Rpm wont care if you want to move content from /etc to /usr/etc and
ditto for /var, /opt and /boot which is also used by packages, ie to
complete to complete the great /usrmove thing started a decade ago. But
that's quite a hidden agenda in this change if you ask me.
This change proposal is narrow in scope. It imagines a future
snapshot+rollback regime of some kind, but isn't depending on any
particular file system or way of achieving it.

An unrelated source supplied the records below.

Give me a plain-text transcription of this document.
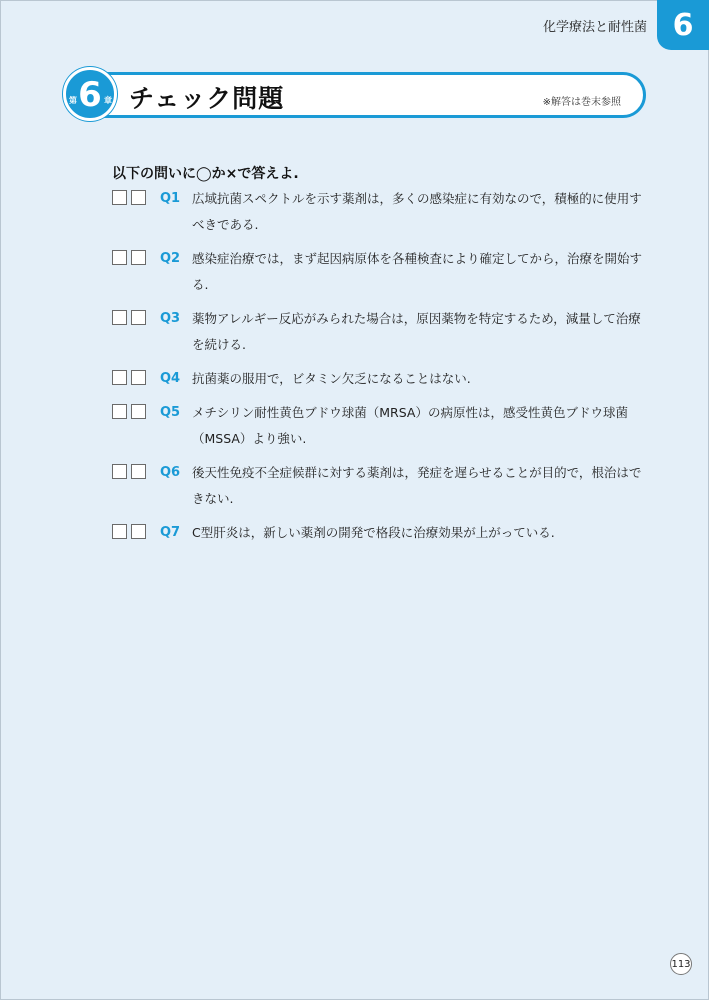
化学療法と耐性菌 6
チェック問題	※解答は巻末参照
第 6 章
以下の問いに◯か×で答えよ.
Q1 広域抗菌スペクトルを示す薬剤は，多くの感染症に有効なので，積極的に使用すべきである.
Q2 感染症治療では，まず起因病原体を各種検査により確定してから，治療を開始する.
Q3 薬物アレルギー反応がみられた場合は，原因薬物を特定するため，減量して治療を続ける.
Q4 抗菌薬の服用で，ビタミン欠乏になることはない.
Q5 メチシリン耐性黄色ブドウ球菌（MRSA）の病原性は，感受性黄色ブドウ球菌（MSSA）より強い.
Q6 後天性免疫不全症候群に対する薬剤は，発症を遅らせることが目的で，根治はできない.
Q7 C型肝炎は，新しい薬剤の開発で格段に治療効果が上がっている.
113
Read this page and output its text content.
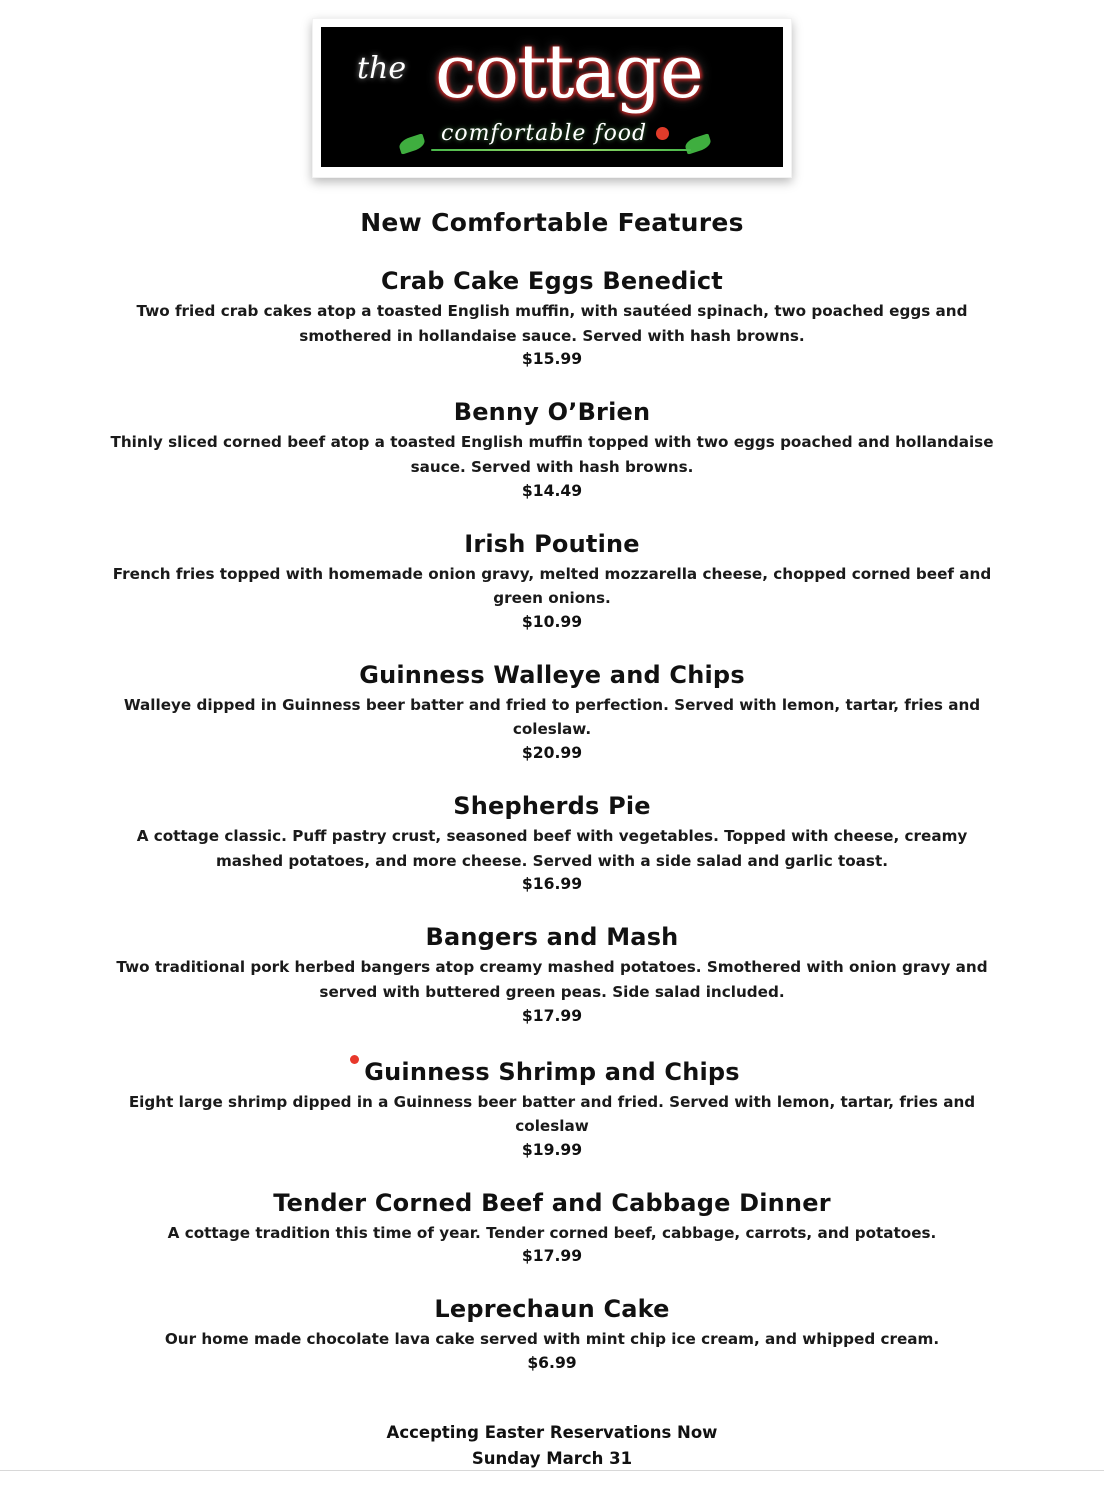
the cottage
comfortable food
New Comfortable Features
Crab Cake Eggs Benedict
Two fried crab cakes atop a toasted English muffin, with sautéed spinach, two poached eggs and smothered in hollandaise sauce. Served with hash browns.
$15.99
Benny O’Brien
Thinly sliced corned beef atop a toasted English muffin topped with two eggs poached and hollandaise sauce. Served with hash browns.
$14.49
Irish Poutine
French fries topped with homemade onion gravy, melted mozzarella cheese, chopped corned beef and green onions.
$10.99
Guinness Walleye and Chips
Walleye dipped in Guinness beer batter and fried to perfection. Served with lemon, tartar, fries and coleslaw.
$20.99
Shepherds Pie
A cottage classic. Puff pastry crust, seasoned beef with vegetables. Topped with cheese, creamy mashed potatoes, and more cheese. Served with a side salad and garlic toast.
$16.99
Bangers and Mash
Two traditional pork herbed bangers atop creamy mashed potatoes. Smothered with onion gravy and served with buttered green peas. Side salad included.
$17.99
Guinness Shrimp and Chips
Eight large shrimp dipped in a Guinness beer batter and fried. Served with lemon, tartar, fries and coleslaw
$19.99
Tender Corned Beef and Cabbage Dinner
A cottage tradition this time of year. Tender corned beef, cabbage, carrots, and potatoes.
$17.99
Leprechaun Cake
Our home made chocolate lava cake served with mint chip ice cream, and whipped cream.
$6.99
Accepting Easter Reservations Now
Sunday March 31
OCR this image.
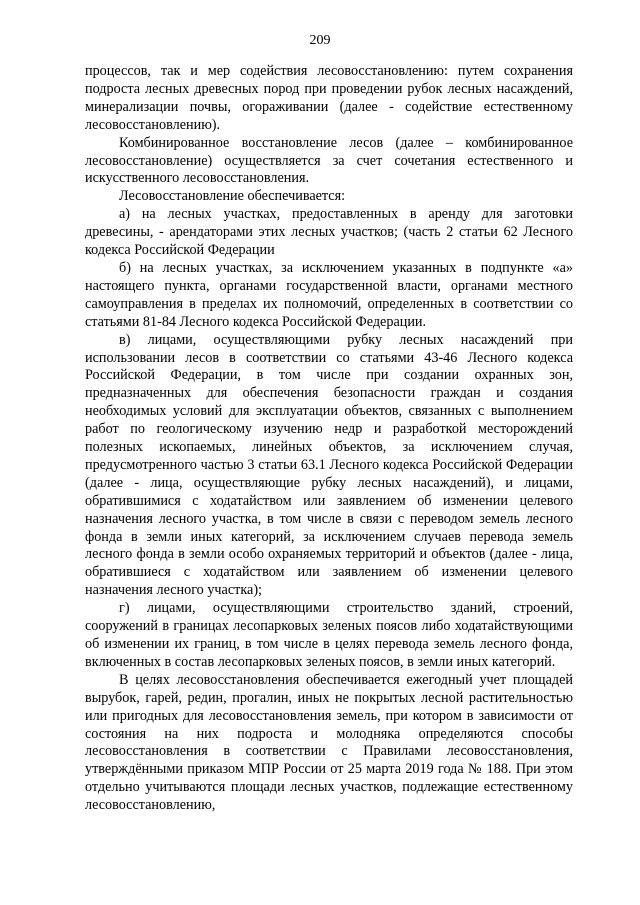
209

процессов, так и мер содействия лесовосстановлению: путем сохранения подроста лесных древесных пород при проведении рубок лесных насаждений, минерализации почвы, огораживании (далее - содействие естественному лесовосстановлению).

Комбинированное восстановление лесов (далее – комбинированное лесовосстановление) осуществляется за счет сочетания естественного и искусственного лесовосстановления.

Лесовосстановление обеспечивается:

а) на лесных участках, предоставленных в аренду для заготовки древесины, - арендаторами этих лесных участков; (часть 2 статьи 62 Лесного кодекса Российской Федерации

б) на лесных участках, за исключением указанных в подпункте «а» настоящего пункта, органами государственной власти, органами местного самоуправления в пределах их полномочий, определенных в соответствии со статьями 81-84 Лесного кодекса Российской Федерации.

в) лицами, осуществляющими рубку лесных насаждений при использовании лесов в соответствии со статьями 43-46 Лесного кодекса Российской Федерации, в том числе при создании охранных зон, предназначенных для обеспечения безопасности граждан и создания необходимых условий для эксплуатации объектов, связанных с выполнением работ по геологическому изучению недр и разработкой месторождений полезных ископаемых, линейных объектов, за исключением случая, предусмотренного частью 3 статьи 63.1 Лесного кодекса Российской Федерации (далее - лица, осуществляющие рубку лесных насаждений), и лицами, обратившимися с ходатайством или заявлением об изменении целевого назначения лесного участка, в том числе в связи с переводом земель лесного фонда в земли иных категорий, за исключением случаев перевода земель лесного фонда в земли особо охраняемых территорий и объектов (далее - лица, обратившиеся с ходатайством или заявлением об изменении целевого назначения лесного участка);

г) лицами, осуществляющими строительство зданий, строений, сооружений в границах лесопарковых зеленых поясов либо ходатайствующими об изменении их границ, в том числе в целях перевода земель лесного фонда, включенных в состав лесопарковых зеленых поясов, в земли иных категорий.

В целях лесовосстановления обеспечивается ежегодный учет площадей вырубок, гарей, редин, прогалин, иных не покрытых лесной растительностью или пригодных для лесовосстановления земель, при котором в зависимости от состояния на них подроста и молодняка определяются способы лесовосстановления в соответствии с Правилами лесовосстановления, утверждёнными приказом МПР России от 25 марта 2019 года № 188. При этом отдельно учитываются площади лесных участков, подлежащие естественному лесовосстановлению,
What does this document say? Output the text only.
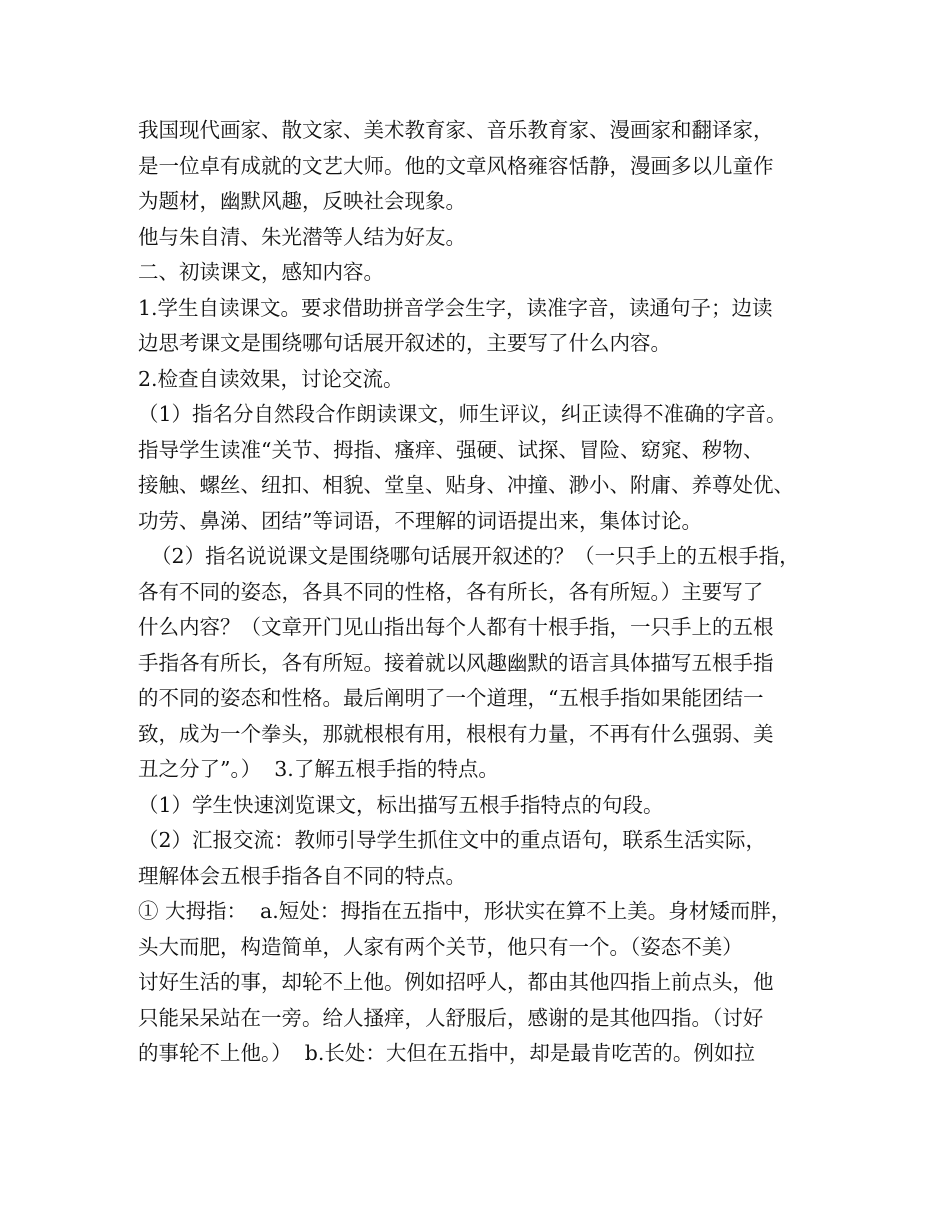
我国现代画家、散文家、美术教育家、音乐教育家、漫画家和翻译家，
是一位卓有成就的文艺大师。他的文章风格雍容恬静，漫画多以儿童作
为题材，幽默风趣，反映社会现象。
他与朱自清、朱光潜等人结为好友。
二、初读课文，感知内容。
1.学生自读课文。要求借助拼音学会生字，读准字音，读通句子；边读
边思考课文是围绕哪句话展开叙述的，主要写了什么内容。
2.检查自读效果，讨论交流。
（1）指名分自然段合作朗读课文，师生评议，纠正读得不准确的字音。
指导学生读准“关节、拇指、瘙痒、强硬、试探、冒险、窈窕、秽物、
接触、螺丝、纽扣、相貌、堂皇、贴身、冲撞、渺小、附庸、养尊处优、
功劳、鼻涕、团结”等词语，不理解的词语提出来，集体讨论。
（2）指名说说课文是围绕哪句话展开叙述的？（一只手上的五根手指，
各有不同的姿态，各具不同的性格，各有所长，各有所短。）主要写了
什么内容？（文章开门见山指出每个人都有十根手指，一只手上的五根
手指各有所长，各有所短。接着就以风趣幽默的语言具体描写五根手指
的不同的姿态和性格。最后阐明了一个道理，“五根手指如果能团结一
致，成为一个拳头，那就根根有用，根根有力量，不再有什么强弱、美
丑之分了”。）  3.了解五根手指的特点。
（1）学生快速浏览课文，标出描写五根手指特点的句段。
（2）汇报交流：教师引导学生抓住文中的重点语句，联系生活实际，
理解体会五根手指各自不同的特点。
① 大拇指：  a.短处：拇指在五指中，形状实在算不上美。身材矮而胖，
头大而肥，构造简单，人家有两个关节，他只有一个。（姿态不美）
讨好生活的事，却轮不上他。例如招呼人，都由其他四指上前点头，他
只能呆呆站在一旁。给人搔痒，人舒服后，感谢的是其他四指。（讨好
的事轮不上他。）  b.长处：大但在五指中，却是最肯吃苦的。例如拉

I personally like the transactional updates approach. I like what
rpm-ostree is doing, updating the system root out of band rather than
updating the currently running system. I like the idea these updates
can happen in a container, if they fail for any reason we just remove
that bad tree - it's a completely disposable thing until it
successfully updates and maybe we can even automate some simple tests
(it gets to X milestone in the boot process) before we activate it as
the current root. I like the idea of users being able to follow the
trail of breadcrumbs of how systems boot. My strong bias from many
years in Fedora QA is we deal every cycle with boot/startup failure in
some form or another, and the less obscure less fragile more
self-describing and standard that process can be, the easier it is to
avoid, find and fix problems.
We also know that (open)SUSE has proven a working boot to snapshot
design. It's just complicated. They're the first to admit it, and that
they've learned a lot from the experience. Things have changed in 10
years. I imagine we're wandering in a very big library and we don't
know exactly what book we're looking for, but we're perusing with a
purpose. If there is a hidden agenda, it's because none of the change
owners are attached to any one particular boot to snapshot design. We
know it's not going to look identical to anything else out there
because it has to work with a purpose for Fedora, but we also don't
know the details of what that's going to look like.